Save Local First Wheaton

It was August 2007, and there we sat at a table in Downtown Wheaton: a Venezuelan baker, a Salvadoran restaurant manager, a Scottish tavern owner, a Cuban-American non-profit director, an Asian tea shop owner, a pretty economist from the Bureau of Labor Statistics and her husband, a redneck union guy from upstate New York. The rag-tag band had just won a big victory in getting the County Council to repeal its parking meter hour extension. Now we looked at each other and asked, “What’s next?”

For the Wheaton business community, the 2007 parking meter fight was a formative moment. The Central Business District (CBD) benefits from its vibrancy and cultural diversity, but it has been difficult to coordinate its many businesses across ethnic and language-based lines. That changed with the parking meter battle. Economic interest brought the businesses together to fight the county’s plan to extend parking meter hours. And in its aftermath, they decided to formalize their alliance in a new group: Local First Wheaton.

From the beginning, Local First Wheaton was not going to be a knockoff of the Chamber of Commerce. (The Wheaton-Kensington Chamber of Commerce in fact participated in creating the new alliance.) The new group would bring together businesses, non-profits and residents in order to promote locally-owned small businesses. The Latino Economic Development Corporation (LEDC) took the lead in coordinating Local First Wheaton but the businesses themselves made the decisions. The group’s first tasks were to recruit members (including associations and individuals), design a website and logo, engage in joint marketing through a business guide and help its members join together to sell grease for biodiesel fuel and buy wind energy.

As the economy worsened, Local First Wheaton’s joint marketing efforts became even more important. MANY businesses have left the Wheaton CBD in the last couple years, including Sabang, Bonifant Books, the Wheaton Bike Shop, Kefi Taverna, China Chef, Casa Furniture, La Despensa Mercado Latino and Barnaby’s. Several more are teetering on the edge. Now the group’s efforts to improve links between customers and the CBD became a matter of survival. As Local First Wheaton coordinator Emily Adelman has stated on this blog, 68% of money spent on a locally-owned independent establishment stays in the community. Every cent of that money can now make a difference between a local business’s success or failure. Business creation in Wheaton takes on even more meaning because many firms are owned by female or minority entrepreneurs.
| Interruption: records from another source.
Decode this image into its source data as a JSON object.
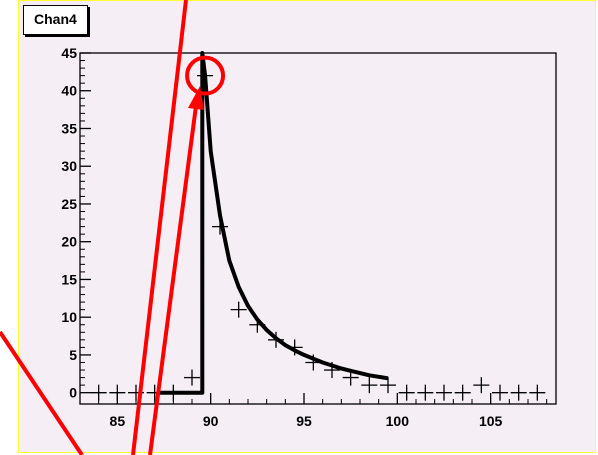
{
  "chart_data": {
    "type": "line",
    "title": "",
    "label_box": "Chan4",
    "xlabel": "",
    "ylabel": "",
    "xlim": [
      83,
      108.5
    ],
    "ylim": [
      -1.5,
      45
    ],
    "x_ticks": [
      85,
      90,
      95,
      100,
      105
    ],
    "y_ticks": [
      0,
      5,
      10,
      15,
      20,
      25,
      30,
      35,
      40,
      45
    ],
    "grid": false,
    "series": [
      {
        "kind": "points",
        "x": [
          84.0,
          85.0,
          86.0,
          87.0,
          88.0,
          89.0,
          89.7,
          90.5,
          91.5,
          92.5,
          93.5,
          94.5,
          95.5,
          96.5,
          97.5,
          98.5,
          99.5,
          100.5,
          101.5,
          102.5,
          103.5,
          104.5,
          105.5,
          106.5,
          107.5
        ],
        "y": [
          0,
          0,
          0,
          0,
          0,
          2,
          42,
          22,
          11,
          9,
          7,
          6,
          4,
          3,
          2,
          1,
          1,
          0,
          0,
          0,
          0,
          1,
          0,
          0,
          0
        ]
      },
      {
        "kind": "fit-curve",
        "x": [
          87.2,
          89.55,
          89.55,
          89.7,
          90.0,
          90.5,
          91.0,
          91.5,
          92.0,
          92.5,
          93.0,
          93.5,
          94.0,
          94.5,
          95.0,
          95.5,
          96.0,
          96.5,
          97.0,
          97.5,
          98.0,
          98.5,
          99.0,
          99.5
        ],
        "y": [
          0,
          0,
          45,
          42,
          32,
          23.5,
          17.5,
          14,
          11.5,
          9.7,
          8.3,
          7.2,
          6.3,
          5.6,
          5.0,
          4.5,
          4.0,
          3.6,
          3.2,
          2.9,
          2.6,
          2.3,
          2.1,
          1.9
        ]
      }
    ],
    "colors": {
      "annotation": "#ff0000",
      "frame_border": "#ffff33",
      "canvas_bg": "#f5eef5"
    }
  }
}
Finally, there may even be environmental benefits since residents who shop in their own backyard are less likely to take Beltway trips to Virginia.
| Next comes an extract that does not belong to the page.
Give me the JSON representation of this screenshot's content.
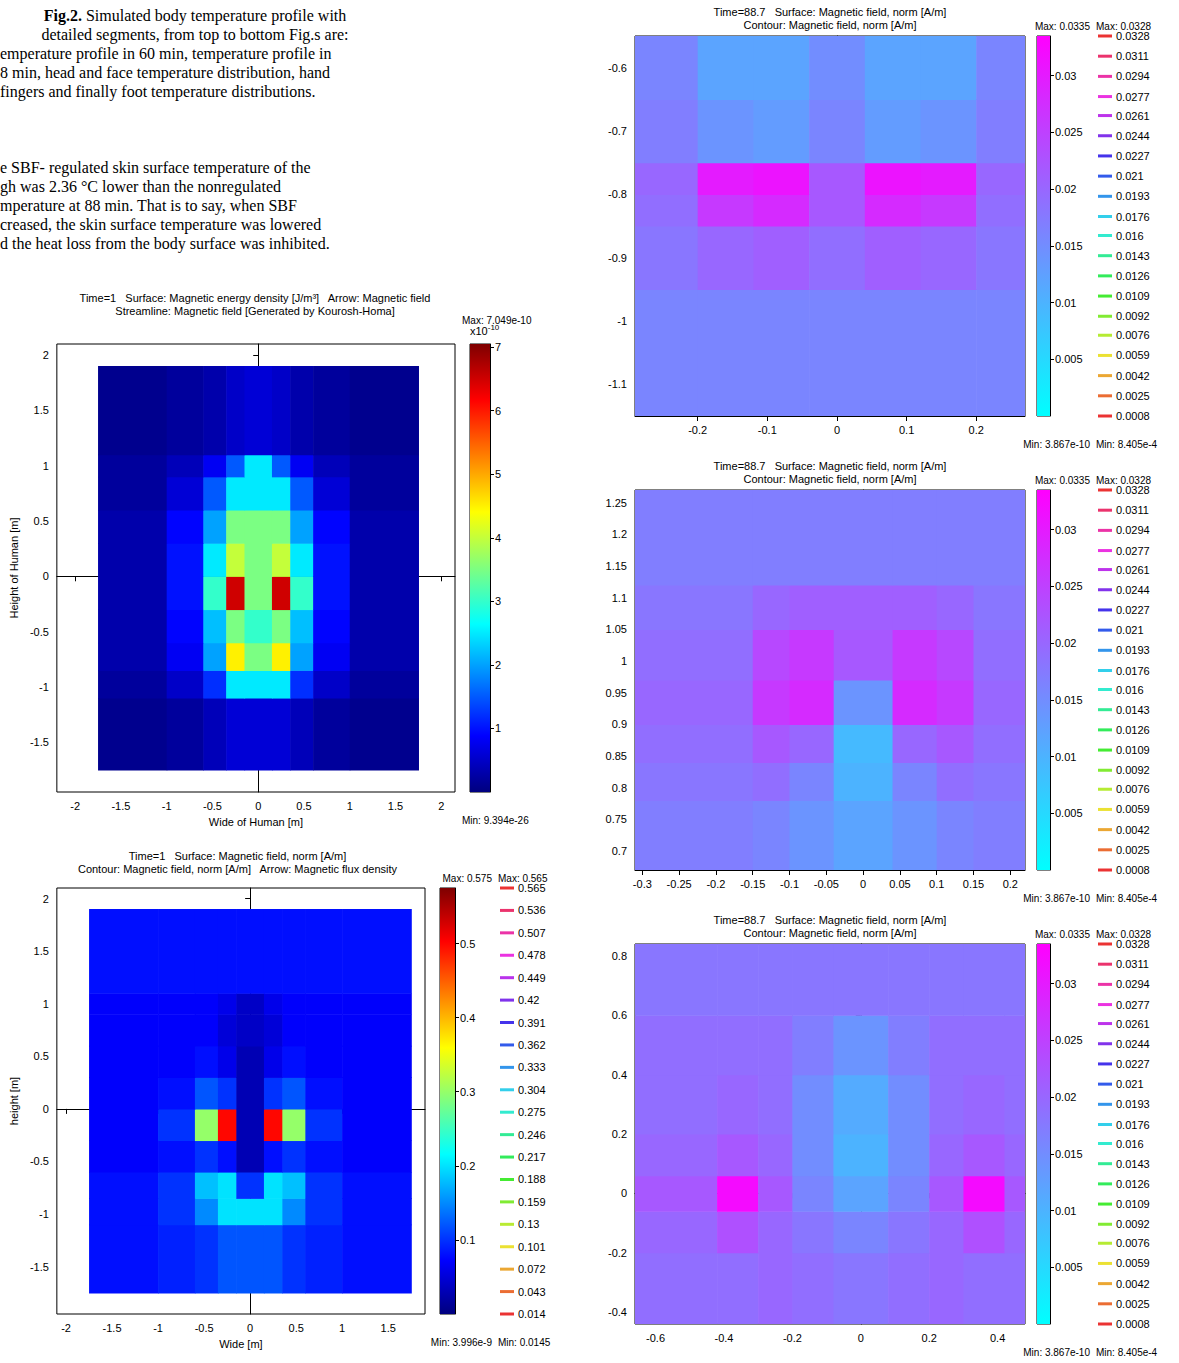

The county has supported Local First Wheaton with a one-year $68,000 grant – enough to pay Emily Adelman’s salary. (Since Emily is a very capable Cornell graduate who could easily command twice that pay in the private sector, this is a great deal for the county.) But County Executive Ike Leggett has chosen to exclude the grant from his budget.

We understand that a tight budget demands cuts. Even more, it demands weeding out great programs from good ones, mediocre ones and poor ones. There are not very many $68,000 expenditures that simultaneously promote job creation, female and minority business ownership, community building, cultural diversity and CBD revitalization near a Metro station. Local First Wheaton does all of the above.

And that’s why it deserves to be saved.